The disciples must have felt the tenseness of the atmosphere as this spiritual battle was waging, although quite unacquainted with the nature of it. Jesus, completely Master of the situation, knew the very moment when Judas finally threw his whole being open to the entrance and domination of Satan. There was nothing further to do, save to separate that devil from the little company of His true apostles, and to commit him to his evil designs.

Yet even the manner of the dismissal of Judas still left the way open for him to return in penitence, for only Jesus and Judas, of the whole group, knew the meaning of the ambiguous words, “What thou doest, do quickly.” Even John, who had been let in on the secret of the traitor’s identity, had no idea it was coming so soon, and doubtless shared the general thought that the exit of Judas at the command of Jesus had to do with his office of treasurer for the little company. So, if he had even then turned back from his black purpose, he would have returned to an unsuspecting company.
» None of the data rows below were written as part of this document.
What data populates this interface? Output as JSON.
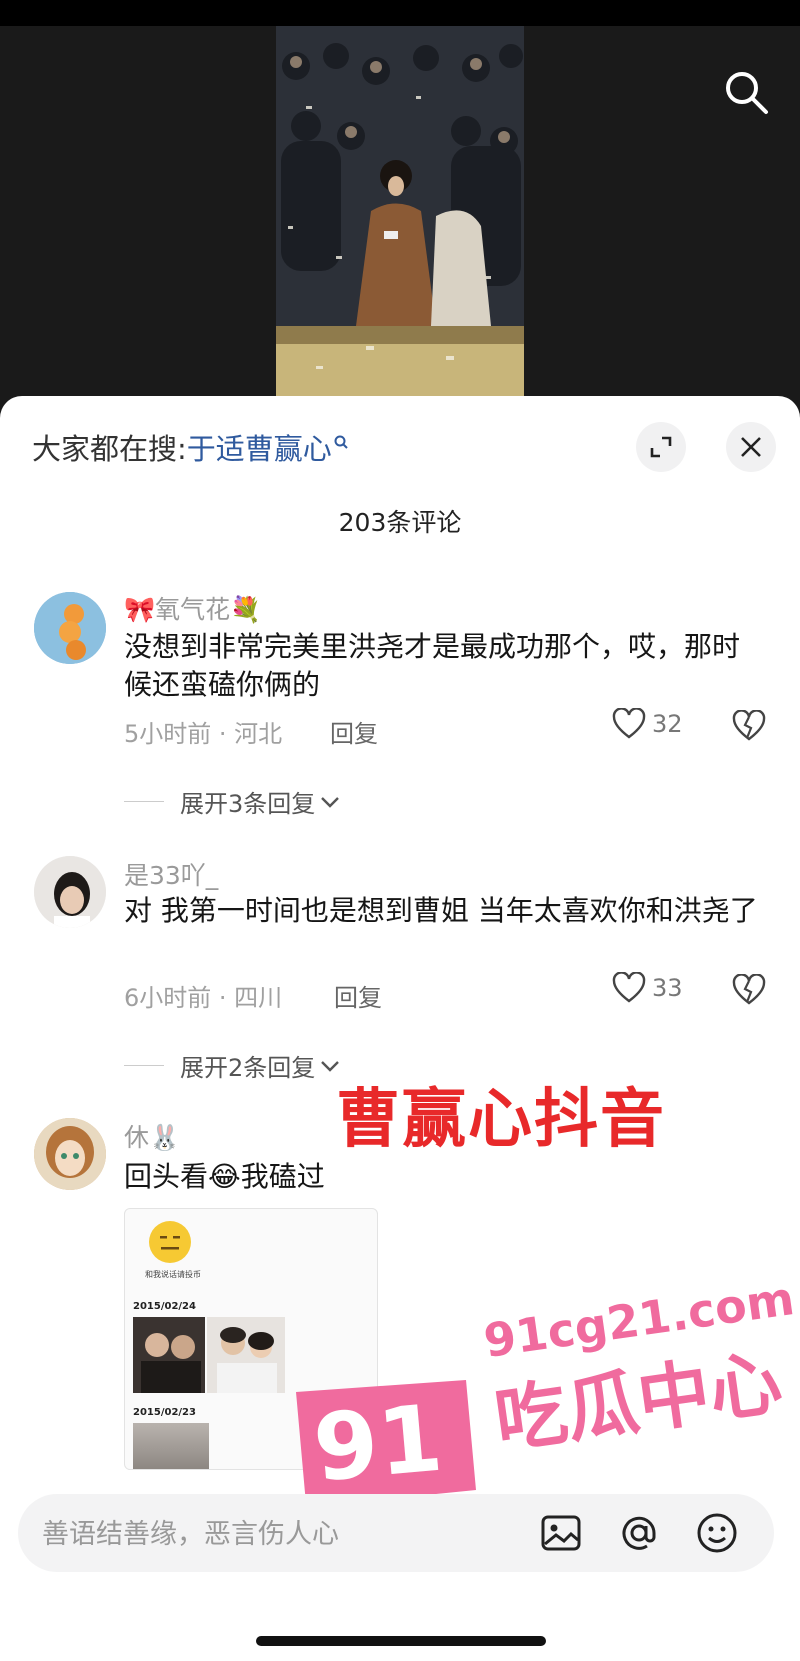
{
  "hot_search": {
    "prefix": "大家都在搜:",
    "keyword": "于适曹赢心"
  },
  "comment_count": "203条评论",
  "comments": [
    {
      "user_prefix": "🎀",
      "user": "氧气花",
      "user_suffix": "💐",
      "text": "没想到非常完美里洪尧才是最成功那个，哎，那时候还蛮磕你俩的",
      "meta": "5小时前 · 河北",
      "reply": "回复",
      "likes": "32"
    },
    {
      "user": "是33吖_",
      "text": "对 我第一时间也是想到曹姐 当年太喜欢你和洪尧了",
      "meta": "6小时前 · 四川",
      "reply": "回复",
      "likes": "33"
    },
    {
      "user": "休🐰",
      "text_before": "回头看",
      "text_emoji": "😂",
      "text_after": "我磕过"
    }
  ],
  "expand_replies": [
    "展开3条回复",
    "展开2条回复"
  ],
  "attached_screenshot": {
    "caption": "和我说话请投币",
    "date1": "2015/02/24",
    "date2": "2015/02/23"
  },
  "watermarks": {
    "red_text": "曹赢心抖音",
    "badge": "91",
    "site": "91cg21.com",
    "name": "吃瓜中心"
  },
  "input": {
    "placeholder": "善语结善缘，恶言伤人心"
  },
  "icons": {
    "search": "search-icon",
    "expand": "expand-icon",
    "close": "close-icon",
    "like": "heart-icon",
    "dislike": "broken-heart-icon",
    "image": "image-icon",
    "mention": "at-icon",
    "emoji": "emoji-icon"
  },
  "colors": {
    "link_blue": "#2f5a9e",
    "watermark_red": "#e8292a",
    "watermark_pink": "#f06b9e"
  }
}
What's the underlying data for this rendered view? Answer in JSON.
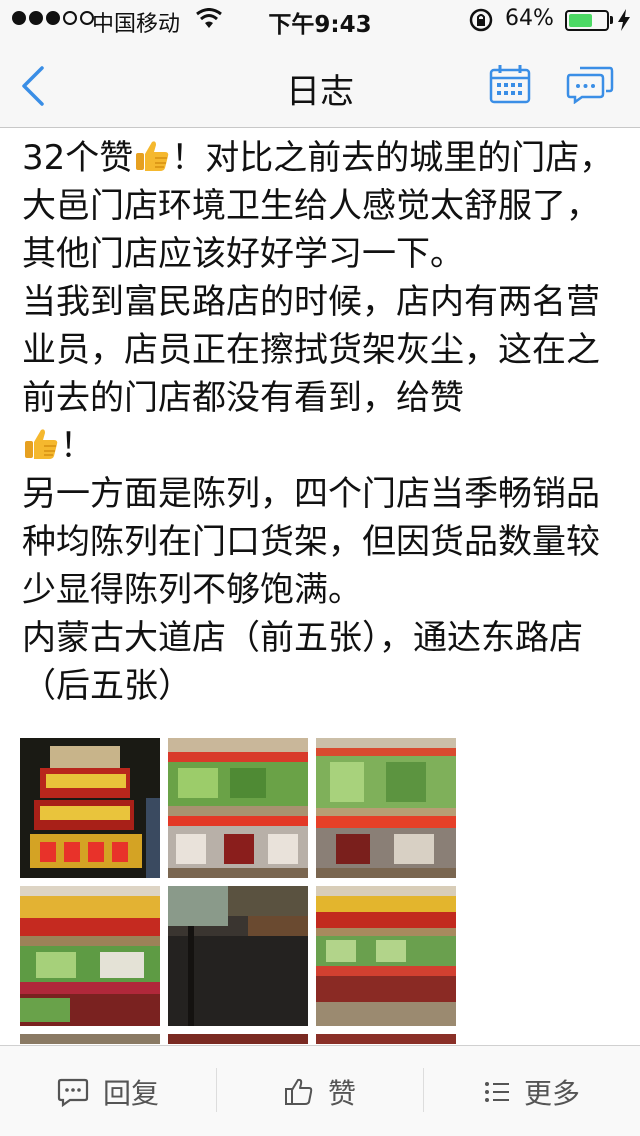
{
  "status_bar": {
    "carrier": "中国移动",
    "time": "下午9:43",
    "battery_percent": "64%",
    "battery_level": 0.64,
    "signal_strength": 3
  },
  "nav": {
    "title": "日志",
    "back_icon": "chevron-left-icon",
    "calendar_icon": "calendar-icon",
    "comments_icon": "chat-bubbles-icon"
  },
  "post": {
    "line_1": "32个赞",
    "line_1b": "！对比之前去的城里的门店，大邑门店环境卫生给人感觉太舒服了，其他门店应该好好学习一下。\n当我到富民路店的时候，店内有两名营业员，店员正在擦拭货架灰尘，这在之前去的门店都没有看到，给赞",
    "line_2b": "！\n另一方面是陈列，四个门店当季畅销品种均陈列在门口货架，但因货品数量较少显得陈列不够饱满。\n内蒙古大道店（前五张），通达东路店（后五张）"
  },
  "toolbar": {
    "reply_label": "回复",
    "like_label": "赞",
    "more_label": "更多"
  },
  "colors": {
    "accent": "#3a8ee6",
    "battery_green": "#4cd964",
    "thumbs_yellow": "#f5b82e"
  }
}
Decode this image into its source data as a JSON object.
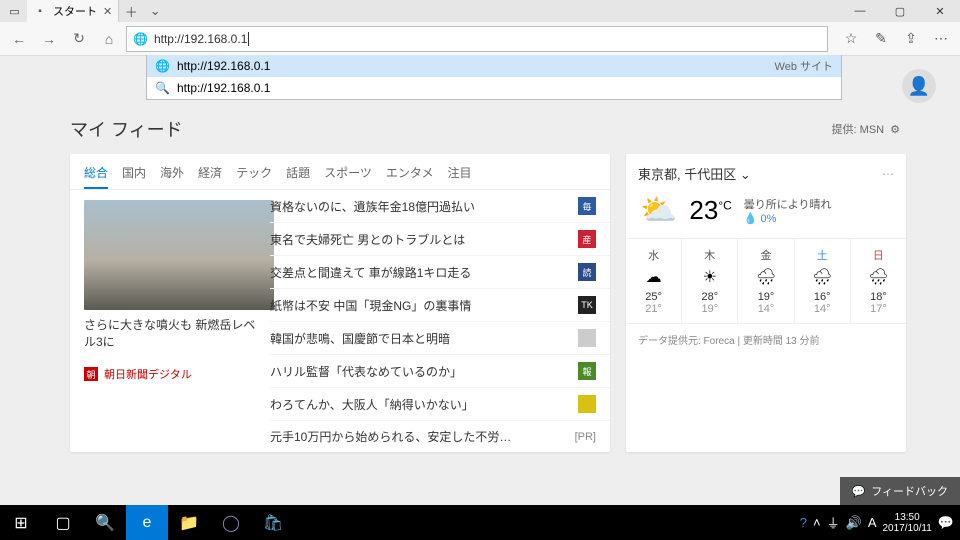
{
  "window": {
    "tab_title": "スタート",
    "min": "—",
    "max": "▢",
    "close": "✕"
  },
  "address": {
    "url": "http://192.168.0.1",
    "suggest": [
      {
        "icon": "globe",
        "text": "http://192.168.0.1",
        "right": "Web サイト"
      },
      {
        "icon": "search",
        "text": "http://192.168.0.1",
        "right": ""
      }
    ]
  },
  "page": {
    "feed_title": "マイ フィード",
    "provided_by": "提供: MSN",
    "news": {
      "tabs": [
        "総合",
        "国内",
        "海外",
        "経済",
        "テック",
        "話題",
        "スポーツ",
        "エンタメ",
        "注目"
      ],
      "feature": {
        "title": "さらに大きな噴火も 新燃岳レベル3に",
        "source": "朝日新聞デジタル",
        "source_badge": "朝"
      },
      "headlines": [
        {
          "t": "資格ないのに、遺族年金18億円過払い",
          "b": "毎",
          "bg": "#2d5aa0"
        },
        {
          "t": "東名で夫婦死亡 男とのトラブルとは",
          "b": "産",
          "bg": "#c23"
        },
        {
          "t": "交差点と間違えて 車が線路1キロ走る",
          "b": "読",
          "bg": "#2a4d8a"
        },
        {
          "t": "紙幣は不安 中国「現金NG」の裏事情",
          "b": "TK",
          "bg": "#222"
        },
        {
          "t": "韓国が悲鳴、国慶節で日本と明暗",
          "b": "",
          "bg": "#ccc"
        },
        {
          "t": "ハリル監督「代表なめているのか」",
          "b": "報",
          "bg": "#4a8a2a"
        },
        {
          "t": "わろてんか、大阪人「納得いかない」",
          "b": "",
          "bg": "#d9c112"
        },
        {
          "t": "元手10万円から始められる、安定した不労…",
          "b": "[PR]",
          "pr": true
        }
      ]
    },
    "weather": {
      "location": "東京都, 千代田区",
      "temp": "23",
      "unit": "°C",
      "cond": "曇り所により晴れ",
      "precip": "0%",
      "days": [
        {
          "d": "水",
          "cls": "",
          "icon": "☁",
          "hi": "25°",
          "lo": "21°"
        },
        {
          "d": "木",
          "cls": "",
          "icon": "☀",
          "hi": "28°",
          "lo": "19°"
        },
        {
          "d": "金",
          "cls": "",
          "icon": "🌧",
          "hi": "19°",
          "lo": "14°"
        },
        {
          "d": "土",
          "cls": "sat",
          "icon": "🌧",
          "hi": "16°",
          "lo": "14°"
        },
        {
          "d": "日",
          "cls": "sun",
          "icon": "🌧",
          "hi": "18°",
          "lo": "17°"
        }
      ],
      "footer": "データ提供元: Foreca | 更新時間 13 分前"
    },
    "feedback": "フィードバック"
  },
  "taskbar": {
    "time": "13:50",
    "date": "2017/10/11"
  }
}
“He then having received the sop went immediately out: and it was night.” That last phrase has caught the imagination of Bible readers ever since this record was given to the Church. It suggests the pall of eternal darkness coming down upon this man who had sold himself to sell the Son of God. It was the outer darkness, a night that knows no dawning. The hour would come when Judas awoke to the awfulness of his deed, but his remorse would be met only by the sneers of the priests and the laughter of hell. It would be no awakening to the light of a new and better day, but a plunge deeper into the darkness as he, by his own hand, went “to his own place.” Whoever goes out from the presence of Christ goes out into the night, but whoever abides with Him dwells in eternal day.